Berufsbildungswerk (BBW)

Die bundesweit agierenden über 50 Berufsbildungswerke (BBW) sind Einrichtungen der beruflichen Rehabilitation i.S.d. § 35 SGB IX. Leistungen der beruflichen Rehabilitation zeichnen sich durch eine enge Zusammenarbeit von Ärztinnen, Psychologen, Pädagogen und vielen anderen Fachkräften mit spezialisierten Ausbildenden und sonderpädagogisch kompetenten Berufsschullehrenden aus. Der Gesamtpersonalschlüssel für jeden einzelnen jungen Menschen liegt bei mindestens eins zu fünf. Die verschiedenen Fachleute werden durch ein qualifiziertes Reha-Management personenzentriert für jeden einzelnen Jugendlichen vernetzt.

Das Leistungsspektrum der Berufsbildungswerke i.R.d. § 35 SGB IX umfasst

  • Eignungsabklärung
  • Arbeitserprobung
  • Berufsvorbereitung
  • Ausbildung und
  • Integration.

Verzahnte Ausbildung mit Berufsbildungswerken

Die berufliche Ausbildung findet – soweit möglich – verzahnt mit Unternehmen der Wirtschaft und öffentlichen Dienststellen statt, sog. Verzahnte Ausbildung mit Berufsbildungswerken (VAmB) nach § 35 Abs. 2 SGB IX. Bei VAmB werden mindestens sechs Monate der Ausbildung in Betriebe verlagert. Dabei werden die jungen Menschen eng je nach individuellem Bedarf von den Berufsbildungswerken unterstützt. Ein Übergang in eine betriebliche Ausbildung ist jederzeit möglich. Für junge Menschen, denen eine VAmB noch nicht gelingt, werden mindestens 26 Wochen Betriebspraktika sichergestellt.

Zielgruppe der Berufsbildungswerke

Zielgruppe sind junge Menschen, die wegen Art oder Schwere der Behinderung oder zur Sicherung des Erfolges, die Leistungen eines Berufsbildungswerkes benötigen. Die Leistungen werden überwiegend finanziert durch die Bundesagentur für Arbeit auf der Grundlage des § 117 Abs. 1 Satz 1 Nr. 1 a SGB III i.V.m. § 35 SGB IX. Darüber hinaus kommen auch Rentenversicherung und Unfallversicherung als Kostenträger in Betracht.
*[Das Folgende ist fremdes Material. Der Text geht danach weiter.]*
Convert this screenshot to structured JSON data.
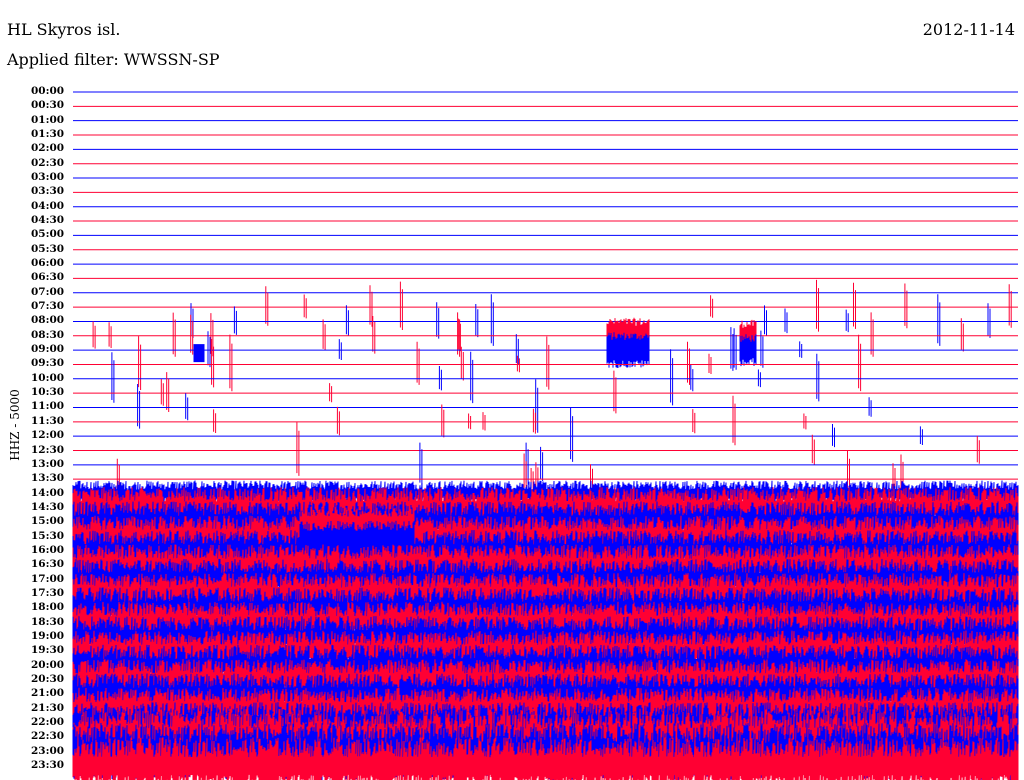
{
  "header": {
    "station": "HL Skyros isl.",
    "filter": "Applied filter: WWSSN-SP",
    "date": "2012-11-14"
  },
  "chart_data": {
    "type": "line",
    "title": "HL Skyros isl.",
    "subtitle": "Applied filter: WWSSN-SP",
    "date": "2012-11-14",
    "ylabel": "HHZ - 5000",
    "xlabel": "",
    "row_labels": [
      "00:00",
      "00:30",
      "01:00",
      "01:30",
      "02:00",
      "02:30",
      "03:00",
      "03:30",
      "04:00",
      "04:30",
      "05:00",
      "05:30",
      "06:00",
      "06:30",
      "07:00",
      "07:30",
      "08:00",
      "08:30",
      "09:00",
      "09:30",
      "10:00",
      "10:30",
      "11:00",
      "11:30",
      "12:00",
      "12:30",
      "13:00",
      "13:30",
      "14:00",
      "14:30",
      "15:00",
      "15:30",
      "16:00",
      "16:30",
      "17:00",
      "17:30",
      "18:00",
      "18:30",
      "19:00",
      "19:30",
      "20:00",
      "20:30",
      "21:00",
      "21:30",
      "22:00",
      "22:30",
      "23:00",
      "23:30"
    ],
    "series_colors": [
      "#0000ff",
      "#ff0033"
    ],
    "noise_onset": "14:00",
    "minutes_per_row": 30
  }
}
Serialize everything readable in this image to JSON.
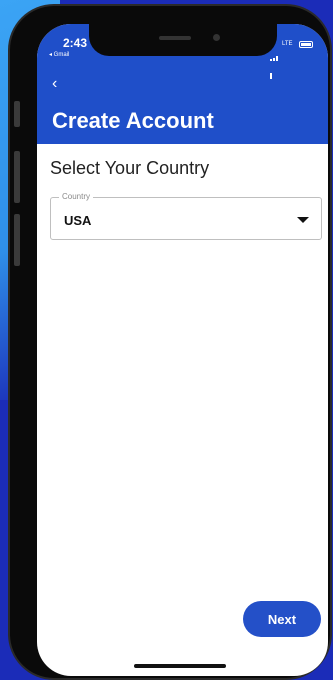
{
  "status_bar": {
    "time": "2:43",
    "back_app": "◂ Gmail",
    "network": "LTE"
  },
  "header": {
    "back_icon": "chevron-left-icon",
    "title": "Create Account",
    "color": "#1f4fc9"
  },
  "country_section": {
    "label": "Select Your Country",
    "field_label": "Country",
    "selected_value": "USA"
  },
  "actions": {
    "next_label": "Next",
    "accent": "#2450c8"
  }
}
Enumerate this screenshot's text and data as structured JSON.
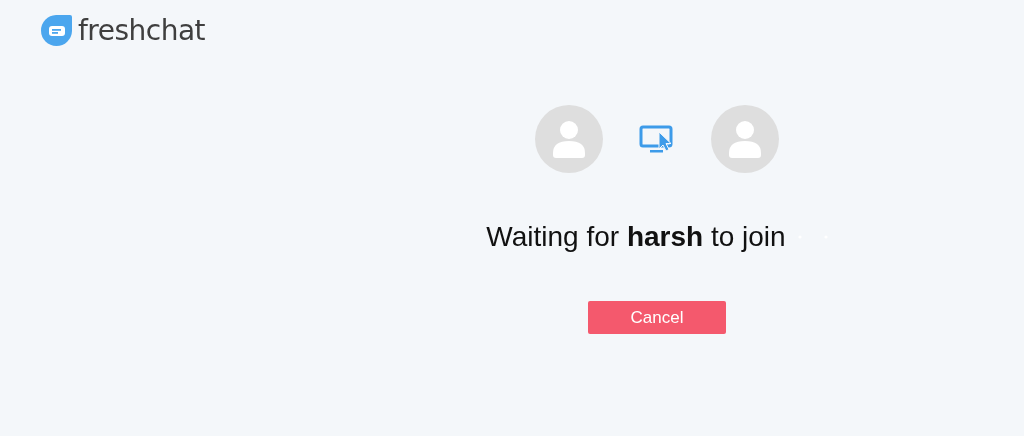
{
  "brand": {
    "name": "freshchat"
  },
  "message": "Waiting for **harsh** to join",
  "buttons": [
    {
      "label": "Cancel"
    }
  ]
}
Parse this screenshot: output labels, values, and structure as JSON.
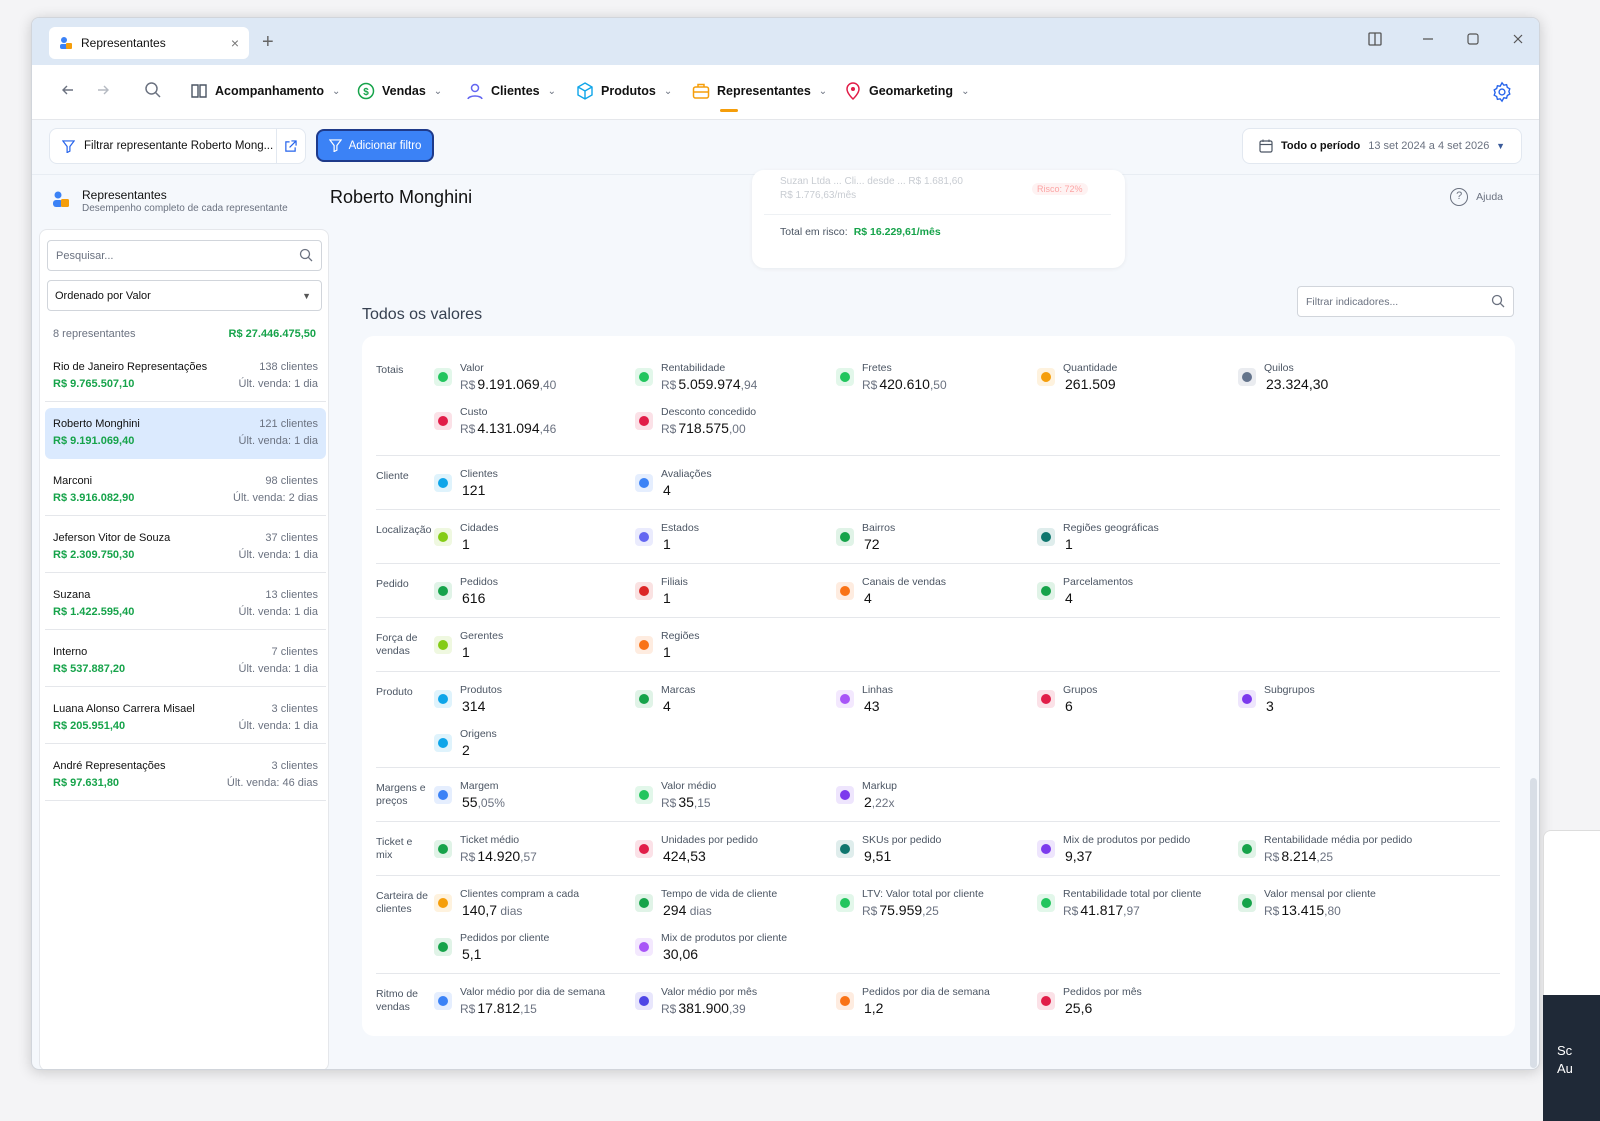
{
  "tab": {
    "title": "Representantes",
    "close": "×",
    "new": "+"
  },
  "nav": [
    {
      "label": "Acompanhamento",
      "icon": "book-icon"
    },
    {
      "label": "Vendas",
      "icon": "dollar-icon"
    },
    {
      "label": "Clientes",
      "icon": "user-icon"
    },
    {
      "label": "Produtos",
      "icon": "box-icon"
    },
    {
      "label": "Representantes",
      "icon": "briefcase-icon",
      "active": true
    },
    {
      "label": "Geomarketing",
      "icon": "pin-icon"
    }
  ],
  "filters": {
    "active_filter": "Filtrar representante Roberto Mong...",
    "add_filter": "Adicionar filtro",
    "period_label": "Todo o período",
    "period_range": "13 set 2024 a 4 set 2026"
  },
  "sidebar": {
    "title": "Representantes",
    "subtitle": "Desempenho completo de cada representante",
    "search_placeholder": "Pesquisar...",
    "sort": "Ordenado por Valor",
    "count": "8 representantes",
    "total": "R$ 27.446.475,50",
    "items": [
      {
        "name": "Rio de Janeiro Representações",
        "value": "R$ 9.765.507,10",
        "clients": "138 clientes",
        "last": "Últ. venda: 1 dia"
      },
      {
        "name": "Roberto Monghini",
        "value": "R$ 9.191.069,40",
        "clients": "121 clientes",
        "last": "Últ. venda: 1 dia",
        "selected": true
      },
      {
        "name": "Marconi",
        "value": "R$ 3.916.082,90",
        "clients": "98 clientes",
        "last": "Últ. venda: 2 dias"
      },
      {
        "name": "Jeferson Vitor de Souza",
        "value": "R$ 2.309.750,30",
        "clients": "37 clientes",
        "last": "Últ. venda: 1 dia"
      },
      {
        "name": "Suzana",
        "value": "R$ 1.422.595,40",
        "clients": "13 clientes",
        "last": "Últ. venda: 1 dia"
      },
      {
        "name": "Interno",
        "value": "R$ 537.887,20",
        "clients": "7 clientes",
        "last": "Últ. venda: 1 dia"
      },
      {
        "name": "Luana Alonso Carrera Misael",
        "value": "R$ 205.951,40",
        "clients": "3 clientes",
        "last": "Últ. venda: 1 dia"
      },
      {
        "name": "André Representações",
        "value": "R$ 97.631,80",
        "clients": "3 clientes",
        "last": "Últ. venda: 46 dias"
      }
    ]
  },
  "main": {
    "title": "Roberto Monghini",
    "help": "Ajuda",
    "risk_faded_1": "Suzan Ltda ... Cli... desde ... R$ 1.681,60",
    "risk_faded_2": "R$ 1.776,63/mês",
    "risk_tag": "Risco: 72%",
    "risk_label": "Total em risco:",
    "risk_value": "R$ 16.229,61/mês",
    "section_title": "Todos os valores",
    "indicator_filter_placeholder": "Filtrar indicadores..."
  },
  "metrics": [
    {
      "label": "Totais",
      "items": [
        {
          "l": "Valor",
          "p": "R$",
          "v": "9.191.069",
          "d": ",40",
          "icon": "dollar-icon",
          "color": "#22c55e"
        },
        {
          "l": "Rentabilidade",
          "p": "R$",
          "v": "5.059.974",
          "d": ",94",
          "icon": "money-bag-icon",
          "color": "#22c55e"
        },
        {
          "l": "Fretes",
          "p": "R$",
          "v": "420.610",
          "d": ",50",
          "icon": "truck-icon",
          "color": "#22c55e"
        },
        {
          "l": "Quantidade",
          "p": "",
          "v": "261.509",
          "d": "",
          "icon": "hash-icon",
          "color": "#f59e0b"
        },
        {
          "l": "Quilos",
          "p": "",
          "v": "23.324,30",
          "d": "",
          "icon": "scale-icon",
          "color": "#64748b"
        },
        {
          "l": "Custo",
          "p": "R$",
          "v": "4.131.094",
          "d": ",46",
          "icon": "wallet-icon",
          "color": "#e11d48"
        },
        {
          "l": "Desconto concedido",
          "p": "R$",
          "v": "718.575",
          "d": ",00",
          "icon": "tag-icon",
          "color": "#e11d48"
        }
      ]
    },
    {
      "label": "Cliente",
      "items": [
        {
          "l": "Clientes",
          "p": "",
          "v": "121",
          "d": "",
          "icon": "user-icon",
          "color": "#0ea5e9"
        },
        {
          "l": "Avaliações",
          "p": "",
          "v": "4",
          "d": "",
          "icon": "thumbs-up-icon",
          "color": "#3b82f6"
        }
      ]
    },
    {
      "label": "Localização",
      "items": [
        {
          "l": "Cidades",
          "p": "",
          "v": "1",
          "d": "",
          "icon": "building-icon",
          "color": "#84cc16"
        },
        {
          "l": "Estados",
          "p": "",
          "v": "1",
          "d": "",
          "icon": "uf-icon",
          "color": "#6366f1"
        },
        {
          "l": "Bairros",
          "p": "",
          "v": "72",
          "d": "",
          "icon": "home-icon",
          "color": "#16a34a"
        },
        {
          "l": "Regiões geográficas",
          "p": "",
          "v": "1",
          "d": "",
          "icon": "map-icon",
          "color": "#0f766e"
        }
      ]
    },
    {
      "label": "Pedido",
      "items": [
        {
          "l": "Pedidos",
          "p": "",
          "v": "616",
          "d": "",
          "icon": "cart-icon",
          "color": "#16a34a"
        },
        {
          "l": "Filiais",
          "p": "",
          "v": "1",
          "d": "",
          "icon": "factory-icon",
          "color": "#dc2626"
        },
        {
          "l": "Canais de vendas",
          "p": "",
          "v": "4",
          "d": "",
          "icon": "share-icon",
          "color": "#f97316"
        },
        {
          "l": "Parcelamentos",
          "p": "",
          "v": "4",
          "d": "",
          "icon": "cart-icon",
          "color": "#16a34a"
        }
      ]
    },
    {
      "label": "Força de vendas",
      "items": [
        {
          "l": "Gerentes",
          "p": "",
          "v": "1",
          "d": "",
          "icon": "crown-icon",
          "color": "#84cc16"
        },
        {
          "l": "Regiões",
          "p": "",
          "v": "1",
          "d": "",
          "icon": "pin-icon",
          "color": "#f97316"
        }
      ]
    },
    {
      "label": "Produto",
      "items": [
        {
          "l": "Produtos",
          "p": "",
          "v": "314",
          "d": "",
          "icon": "archive-icon",
          "color": "#0ea5e9"
        },
        {
          "l": "Marcas",
          "p": "",
          "v": "4",
          "d": "",
          "icon": "tag-icon",
          "color": "#16a34a"
        },
        {
          "l": "Linhas",
          "p": "",
          "v": "43",
          "d": "",
          "icon": "shapes-icon",
          "color": "#a855f7"
        },
        {
          "l": "Grupos",
          "p": "",
          "v": "6",
          "d": "",
          "icon": "layers-icon",
          "color": "#e11d48"
        },
        {
          "l": "Subgrupos",
          "p": "",
          "v": "3",
          "d": "",
          "icon": "layers-icon",
          "color": "#7c3aed"
        },
        {
          "l": "Origens",
          "p": "",
          "v": "2",
          "d": "",
          "icon": "globe-icon",
          "color": "#0ea5e9"
        }
      ]
    },
    {
      "label": "Margens e preços",
      "items": [
        {
          "l": "Margem",
          "p": "",
          "v": "55",
          "d": ",05%",
          "icon": "percent-icon",
          "color": "#3b82f6"
        },
        {
          "l": "Valor médio",
          "p": "R$",
          "v": "35",
          "d": ",15",
          "icon": "coin-icon",
          "color": "#22c55e"
        },
        {
          "l": "Markup",
          "p": "",
          "v": "2",
          "d": ",22x",
          "icon": "chart-icon",
          "color": "#7c3aed"
        }
      ]
    },
    {
      "label": "Ticket e mix",
      "items": [
        {
          "l": "Ticket médio",
          "p": "R$",
          "v": "14.920",
          "d": ",57",
          "icon": "receipt-icon",
          "color": "#16a34a"
        },
        {
          "l": "Unidades por pedido",
          "p": "",
          "v": "424,53",
          "d": "",
          "icon": "box-icon",
          "color": "#e11d48"
        },
        {
          "l": "SKUs por pedido",
          "p": "",
          "v": "9,51",
          "d": "",
          "icon": "bag-icon",
          "color": "#0f766e"
        },
        {
          "l": "Mix de produtos por pedido",
          "p": "",
          "v": "9,37",
          "d": "",
          "icon": "grid-icon",
          "color": "#7c3aed"
        },
        {
          "l": "Rentabilidade média por pedido",
          "p": "R$",
          "v": "8.214",
          "d": ",25",
          "icon": "money-bag-icon",
          "color": "#16a34a"
        }
      ]
    },
    {
      "label": "Carteira de clientes",
      "items": [
        {
          "l": "Clientes compram a cada",
          "p": "",
          "v": "140,7",
          "d": " dias",
          "icon": "users-clock-icon",
          "color": "#f59e0b"
        },
        {
          "l": "Tempo de vida de cliente",
          "p": "",
          "v": "294",
          "d": " dias",
          "icon": "hourglass-icon",
          "color": "#16a34a"
        },
        {
          "l": "LTV: Valor total por cliente",
          "p": "R$",
          "v": "75.959",
          "d": ",25",
          "icon": "diamond-icon",
          "color": "#22c55e"
        },
        {
          "l": "Rentabilidade total por cliente",
          "p": "R$",
          "v": "41.817",
          "d": ",97",
          "icon": "cycle-icon",
          "color": "#22c55e"
        },
        {
          "l": "Valor mensal por cliente",
          "p": "R$",
          "v": "13.415",
          "d": ",80",
          "icon": "card-icon",
          "color": "#16a34a"
        },
        {
          "l": "Pedidos por cliente",
          "p": "",
          "v": "5,1",
          "d": "",
          "icon": "user-cart-icon",
          "color": "#16a34a"
        },
        {
          "l": "Mix de produtos por cliente",
          "p": "",
          "v": "30,06",
          "d": "",
          "icon": "grid-icon",
          "color": "#a855f7"
        }
      ]
    },
    {
      "label": "Ritmo de vendas",
      "items": [
        {
          "l": "Valor médio por dia de semana",
          "p": "R$",
          "v": "17.812",
          "d": ",15",
          "icon": "calendar-icon",
          "color": "#3b82f6"
        },
        {
          "l": "Valor médio por mês",
          "p": "R$",
          "v": "381.900",
          "d": ",39",
          "icon": "calendar-icon",
          "color": "#4f46e5"
        },
        {
          "l": "Pedidos por dia de semana",
          "p": "",
          "v": "1,2",
          "d": "",
          "icon": "cart-circle-icon",
          "color": "#f97316"
        },
        {
          "l": "Pedidos por mês",
          "p": "",
          "v": "25,6",
          "d": "",
          "icon": "cart-circle-icon",
          "color": "#e11d48"
        }
      ]
    }
  ]
}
Mit den jungen Menschen wird ein Teilnahmevertrag geschlossen, der ihnen umfassende Rechte und Pflichten gegenüber den Berufsbildungswerken einräumt. Ihre Mitwirkung an der Leistungsgestaltung wird darüber hinaus durch eine Teilnehmendenvertretung in den Berufsbildungswerken sichergestellt.

Mit der Ausbildung durch ein BBW wird ein Berufsabschluss nach dem Berufsbildungsgesetz (BBiG) und der Handwerksordnung (HwO) inklusive Hauptschulabschluss realisiert. Berufsbildungswerke arbeiten eng verzahnt mit zuständigen Stellen und unterstützen diese zur Realisierung von Nachteilsausgleichen insgesamt.

Kooperationen

Zur Sicherstellung von weiteren erforderlichen Leistungen z.B. der Alltagspflege kooperieren Berufsbildungswerke eng mit Pflegeversicherungs-, Krankenversicherungs- und Eingliederungshilfeträgern.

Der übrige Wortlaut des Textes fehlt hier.